Dalam sebuah survei yang bertajuk “The Global God Divide”, Indonesia menempati posisi pertama sebagai negara paling religius dengan dengan angka 96 persen. Apabila religiusitas masyarakat Indonesia tadi disandarkan dengan jumlah angka korupsi, Indonesia juga terbilang sangat tinggi. Seolah-olah survei tersebut ingin mengatakan bahwa religiusitas suatu negara tidak menjamin hilangnya perbuatan korupsi, padahal kita tahu bahwa Islam adalah agama yang benar. Dalam agama Islam juga diajarkan bahwa perbuatan korupsi itu jelas-jelas perbuatan yang dilarang, karena mudlarat yang ditimbulkan sangatlah besar. Ironinya, kebenaran ajaran agama Islam yang idealnya mampu menjauhkan umat Islam dari perbuatan tercela seperti korupsi, yang terjadi malah sebaliknya. Pertanyaannya, apakah  masyarakat Indonesia benar-benar religius dalam pemahaman yang sesungguhnya? Lalu, apakah ajaran agama Islam sudah benar-benar diterapkan di Indonesia?
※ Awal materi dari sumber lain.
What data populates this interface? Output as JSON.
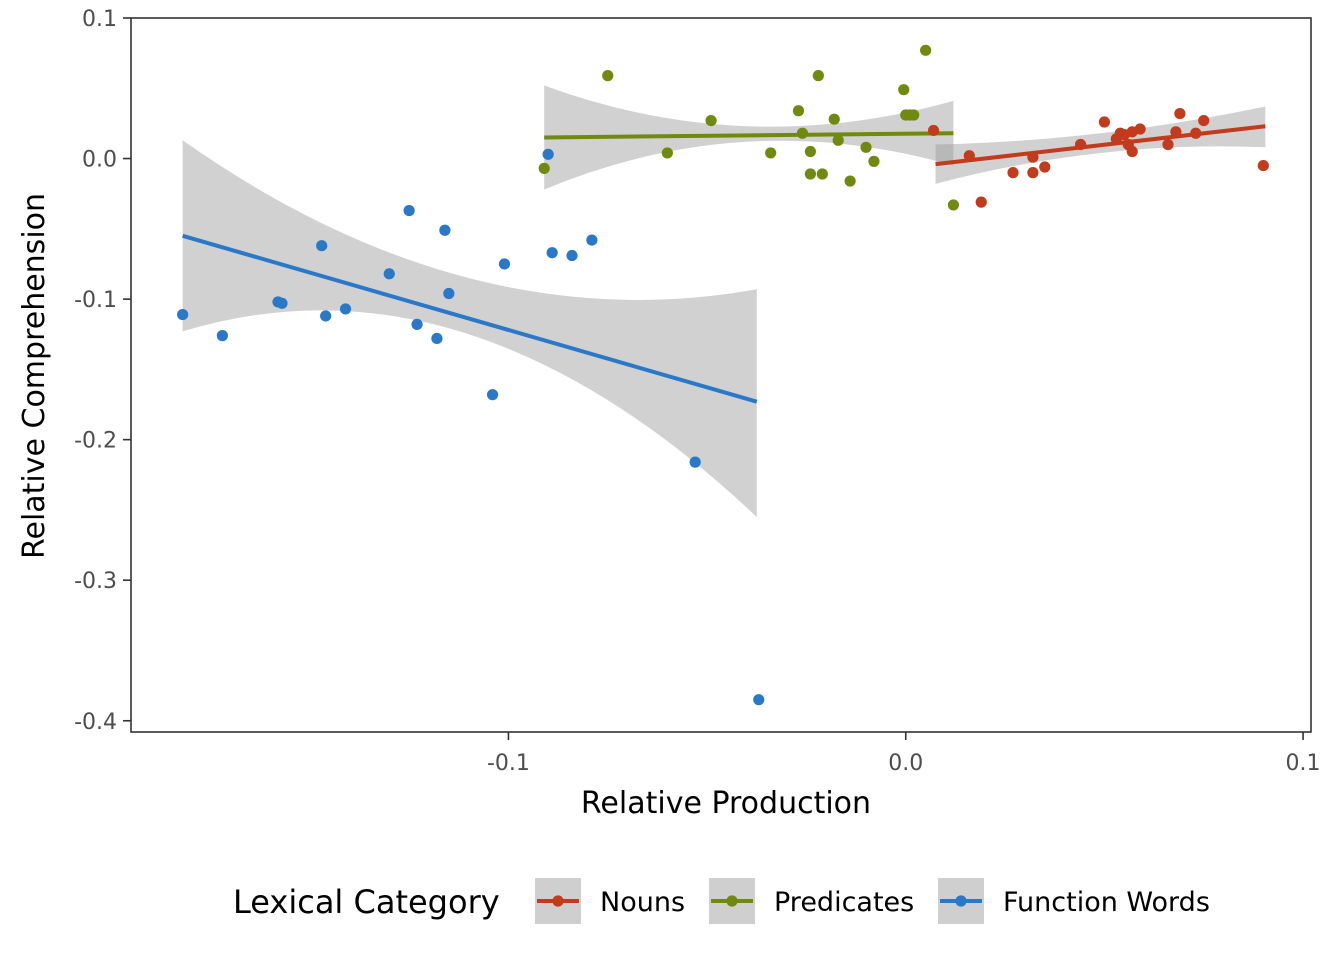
{
  "chart_data": {
    "type": "scatter",
    "xlabel": "Relative Production",
    "ylabel": "Relative Comprehension",
    "xlim": [
      -0.195,
      0.102
    ],
    "ylim": [
      -0.408,
      0.1
    ],
    "x_ticks": [
      -0.1,
      0.0,
      0.1
    ],
    "x_tick_labels": [
      "-0.1",
      "0.0",
      "0.1"
    ],
    "y_ticks": [
      0.1,
      0.0,
      -0.1,
      -0.2,
      -0.3,
      -0.4
    ],
    "y_tick_labels": [
      "0.1",
      "0.0",
      "-0.1",
      "-0.2",
      "-0.3",
      "-0.4"
    ],
    "grid": false,
    "legend": {
      "title": "Lexical Category",
      "position": "bottom"
    },
    "series": [
      {
        "name": "Nouns",
        "color": "#c23b1c",
        "points": [
          [
            0.007,
            0.02
          ],
          [
            0.016,
            0.002
          ],
          [
            0.019,
            -0.031
          ],
          [
            0.027,
            -0.01
          ],
          [
            0.032,
            -0.01
          ],
          [
            0.032,
            0.001
          ],
          [
            0.035,
            -0.006
          ],
          [
            0.044,
            0.01
          ],
          [
            0.05,
            0.026
          ],
          [
            0.053,
            0.014
          ],
          [
            0.054,
            0.018
          ],
          [
            0.055,
            0.017
          ],
          [
            0.056,
            0.01
          ],
          [
            0.057,
            0.019
          ],
          [
            0.057,
            0.005
          ],
          [
            0.059,
            0.021
          ],
          [
            0.066,
            0.01
          ],
          [
            0.068,
            0.019
          ],
          [
            0.069,
            0.032
          ],
          [
            0.073,
            0.018
          ],
          [
            0.075,
            0.027
          ],
          [
            0.09,
            -0.005
          ]
        ],
        "fit": {
          "x": [
            0.0075,
            0.0905
          ],
          "y": [
            -0.004,
            0.023
          ]
        },
        "band": {
          "x": [
            0.0075,
            0.049,
            0.0905
          ],
          "lower": [
            -0.018,
            0.004,
            0.008
          ],
          "upper": [
            0.01,
            0.018,
            0.037
          ]
        }
      },
      {
        "name": "Predicates",
        "color": "#6f8a0f",
        "points": [
          [
            -0.091,
            -0.007
          ],
          [
            -0.075,
            0.059
          ],
          [
            -0.06,
            0.004
          ],
          [
            -0.049,
            0.027
          ],
          [
            -0.034,
            0.004
          ],
          [
            -0.027,
            0.034
          ],
          [
            -0.026,
            0.018
          ],
          [
            -0.024,
            0.005
          ],
          [
            -0.024,
            -0.011
          ],
          [
            -0.022,
            0.059
          ],
          [
            -0.021,
            -0.011
          ],
          [
            -0.018,
            0.028
          ],
          [
            -0.017,
            0.013
          ],
          [
            -0.014,
            -0.016
          ],
          [
            -0.01,
            0.008
          ],
          [
            -0.008,
            -0.002
          ],
          [
            0.0,
            0.031
          ],
          [
            0.001,
            0.031
          ],
          [
            0.002,
            0.031
          ],
          [
            -0.0005,
            0.049
          ],
          [
            0.005,
            0.077
          ],
          [
            0.012,
            -0.033
          ]
        ],
        "fit": {
          "x": [
            -0.091,
            0.012
          ],
          "y": [
            0.015,
            0.018
          ]
        },
        "band": {
          "x": [
            -0.091,
            -0.04,
            0.012
          ],
          "lower": [
            -0.022,
            0.012,
            -0.005
          ],
          "upper": [
            0.052,
            0.023,
            0.041
          ]
        }
      },
      {
        "name": "Function Words",
        "color": "#2a78c8",
        "points": [
          [
            -0.182,
            -0.111
          ],
          [
            -0.172,
            -0.126
          ],
          [
            -0.158,
            -0.102
          ],
          [
            -0.157,
            -0.103
          ],
          [
            -0.147,
            -0.062
          ],
          [
            -0.146,
            -0.112
          ],
          [
            -0.141,
            -0.107
          ],
          [
            -0.13,
            -0.082
          ],
          [
            -0.125,
            -0.037
          ],
          [
            -0.123,
            -0.118
          ],
          [
            -0.118,
            -0.128
          ],
          [
            -0.116,
            -0.051
          ],
          [
            -0.115,
            -0.096
          ],
          [
            -0.104,
            -0.168
          ],
          [
            -0.101,
            -0.075
          ],
          [
            -0.09,
            0.003
          ],
          [
            -0.089,
            -0.067
          ],
          [
            -0.084,
            -0.069
          ],
          [
            -0.079,
            -0.058
          ],
          [
            -0.053,
            -0.216
          ],
          [
            -0.037,
            -0.385
          ]
        ],
        "fit": {
          "x": [
            -0.182,
            -0.0375
          ],
          "y": [
            -0.055,
            -0.173
          ]
        },
        "band": {
          "x": [
            -0.182,
            -0.11,
            -0.0375
          ],
          "lower": [
            -0.123,
            -0.125,
            -0.255
          ],
          "upper": [
            0.013,
            -0.085,
            -0.093
          ]
        }
      }
    ]
  }
}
Islam yang Dipahami Masyarakat Indonesia

Ajaran agama Islam yang dipahami oleh masyarakat Indonesia bisa dikatakan sangat jauh dari kata sempurna. Mayoritas masyarakat Indonesia memahami agama Islam hanya sebatas agama yang mengatur ritual ibadah saja, padahal tidak demikian. Lebih luas dari itu, agama Islam juga mengatur seluruh lini kehidupan. Di dalam buku The Venture of Islam, Marshall Hodgson pernah mengatakan bahwa ajaran Nabi, yakni Islam, pada esensinya bersifat kota (urban) secara radikal. Ini menandakan bahwa Islam tidak mementingkan hubungan manusia kepada Tuhan saja, akan tetapi Islam juga mementingkan urusan manusia antar manusia. Mustahil Islam tersebar hingga seluruh dunia apabila ajaran yang ada di dalamnya hanya sekedar ibadah ritual saja layaknya agama-agama paganisme dahulu.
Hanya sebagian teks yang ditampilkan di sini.